This document details how to use CUDA-aware MPI with the DPC++ CUDA backend.
Prerequisites
In this document we assume that you have a working installation of the Intel oneAPI DPC++ compiler supporting the CUDA backend. For instructions on how to build DPC++ refer to the getting-started-guide. You will also need a CUDA-aware build of an MPI implementation, with the compiler wrapper (e.g. mpicxx
) built to point to your DPC++ compiler.
Using MPI with the CUDA backend
Compiling and running applications
The send_recv_buff.cpp and send_recv_usm.cpp samples are introductory examples of how CUDA-aware MPI can be used with DPC++ using either buffers or USM. The use of buffers with CUDA-aware MPI requires that the user makes the MPI calls within a host_task: see the send_recv_buff.cpp sample for full details. When using SYCL USM with MPI, users should always call the MPI function directly from the main thread; calling MPI functions that take SYCL USM from within a host_task is currently undefined behavior. In addition, the scatter_reduce_gather.cpp sample exhibits how MPI can be used together with the SYCL 2020 reduction and parallel_for interfaces for optimized but simple multi-rank reductions.
In order to compile the samples your compiler wrapper (e.g. mpicxx
) must point to your DPC++ compiler.
Firstly, make sure that you have the wrapper in your path:
$ export PATH=/path/to/your-mpi-install/bin:$PATH
Then you can compile a sample:
$ mpicxx -fsycl -fsycl-targets=nvptx64-nvidia-cuda -Xsycl-target-backend --cuda-gpu-arch=sm_xx send_recv_usm.cpp -o ./res
Where “sm_xx” indicates the Compute Capability of the device.
The samples require two ranks to execute correctly. To run the samples simply follow standard MPI invocations, e.g.:
$ mpirun -n 2 ./res
Where “-n 2” indicates that two MPI ranks are used. Note that this will run two ranks using a single GPU unless the user makes specific changes to the sample or sets special environment variables for each rank. See the following section for more details.

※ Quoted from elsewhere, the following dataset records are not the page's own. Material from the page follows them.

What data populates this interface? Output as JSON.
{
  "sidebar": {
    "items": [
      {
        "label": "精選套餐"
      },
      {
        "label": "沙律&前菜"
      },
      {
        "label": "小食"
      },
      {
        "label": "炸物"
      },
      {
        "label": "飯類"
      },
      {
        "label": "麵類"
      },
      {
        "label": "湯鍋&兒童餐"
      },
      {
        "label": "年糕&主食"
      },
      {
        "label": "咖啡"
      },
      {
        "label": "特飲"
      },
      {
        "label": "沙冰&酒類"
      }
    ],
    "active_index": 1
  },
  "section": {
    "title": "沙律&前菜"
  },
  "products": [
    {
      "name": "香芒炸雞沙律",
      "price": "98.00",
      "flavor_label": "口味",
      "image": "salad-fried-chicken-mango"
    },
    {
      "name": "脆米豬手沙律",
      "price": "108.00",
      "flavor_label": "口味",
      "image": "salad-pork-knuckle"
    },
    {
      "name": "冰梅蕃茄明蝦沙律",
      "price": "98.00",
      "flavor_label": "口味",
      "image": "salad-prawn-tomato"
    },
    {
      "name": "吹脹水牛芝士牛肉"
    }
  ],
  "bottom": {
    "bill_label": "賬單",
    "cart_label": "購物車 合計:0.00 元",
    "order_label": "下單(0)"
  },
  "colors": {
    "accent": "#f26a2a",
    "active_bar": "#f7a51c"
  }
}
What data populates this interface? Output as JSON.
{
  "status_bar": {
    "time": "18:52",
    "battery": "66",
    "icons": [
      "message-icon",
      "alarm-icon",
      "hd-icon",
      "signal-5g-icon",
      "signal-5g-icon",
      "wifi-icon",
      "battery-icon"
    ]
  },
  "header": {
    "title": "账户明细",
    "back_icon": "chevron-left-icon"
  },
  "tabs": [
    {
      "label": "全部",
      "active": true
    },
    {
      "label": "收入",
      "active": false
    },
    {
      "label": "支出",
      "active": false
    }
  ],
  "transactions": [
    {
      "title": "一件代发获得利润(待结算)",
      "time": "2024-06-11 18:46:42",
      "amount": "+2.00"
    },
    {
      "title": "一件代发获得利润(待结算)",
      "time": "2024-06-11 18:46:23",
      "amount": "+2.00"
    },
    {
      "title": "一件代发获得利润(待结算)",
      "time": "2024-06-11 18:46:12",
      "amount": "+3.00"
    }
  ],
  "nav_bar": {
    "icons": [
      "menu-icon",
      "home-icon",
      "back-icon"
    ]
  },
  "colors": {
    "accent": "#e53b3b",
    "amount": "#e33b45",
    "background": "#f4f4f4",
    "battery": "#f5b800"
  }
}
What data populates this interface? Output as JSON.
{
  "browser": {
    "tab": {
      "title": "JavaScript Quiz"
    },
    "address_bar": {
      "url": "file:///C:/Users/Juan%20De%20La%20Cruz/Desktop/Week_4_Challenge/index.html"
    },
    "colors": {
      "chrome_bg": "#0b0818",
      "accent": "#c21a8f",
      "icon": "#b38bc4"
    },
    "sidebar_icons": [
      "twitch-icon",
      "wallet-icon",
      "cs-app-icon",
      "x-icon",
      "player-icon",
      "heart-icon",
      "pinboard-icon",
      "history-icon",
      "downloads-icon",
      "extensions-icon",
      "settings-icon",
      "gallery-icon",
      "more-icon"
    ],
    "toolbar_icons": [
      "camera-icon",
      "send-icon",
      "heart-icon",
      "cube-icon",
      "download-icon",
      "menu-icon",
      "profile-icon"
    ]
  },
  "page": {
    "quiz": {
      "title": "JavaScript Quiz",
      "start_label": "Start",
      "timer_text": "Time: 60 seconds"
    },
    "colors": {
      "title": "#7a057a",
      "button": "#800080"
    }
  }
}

Mapping MPI ranks to specific GPUs
For CUDA-aware MPI within a single node, users will need the ability to control whether or not each rank uses a unique GPU. One way to do this is to map a given rank to a given GPU within the program itself. Currently in the ext_oneapi_cuda
backend each CUDA device has its own platform. The vector of platforms returned from sycl::platform::get_platforms()
is ordered by CUDA device ID with the lowest ID available coming first. This means that if devices 0 and 1 are available, we can assign these devices to ranks 0 and 1 in a two-rank MPI program by initializing the queues in the following way:
std::vector<sycl::device> Devs;
for (const auto &plt : sycl::platform::get_platforms()) {
if (plt.get_backend() == sycl::backend::ext_oneapi_cuda)
Devs.push_back(plt.get_devices()[0]);
}
sycl::queue q{Devs[rank]};
NOTE: In the long-term CUDA devices will be contained within a single platform, and the above code will have to be adjusted.
If only Nvidia gpus are available, an identical list can be populated in a simpler way:
std::vector<sycl::device> Devs =
sycl::device::get_devices(sycl::info::device_type::gpu);
An alternative means of mapping an MPI rank to a unique GPU is to set the CUDA_VISIBLE_DEVICES environment variable to a single value for each MPI process. A common solution is to set the value of CUDA_VISIBLE_DEVICES
equal to the local MPI rank ID. Consult the documentation of your MPI implementation to find out how to retrieve the local rank ID.
Finally, if you are using a SLURM system you can achieve the same effect as with CUDA_VISIBLE_DEVICES
using the GPU affinity flag --gpu-bind
. Consult the SLURM documentation for details.
Current limitations
Using CUDA-aware MPI with DPC++ currently does not support SYCL shared USM for inter-node MPI.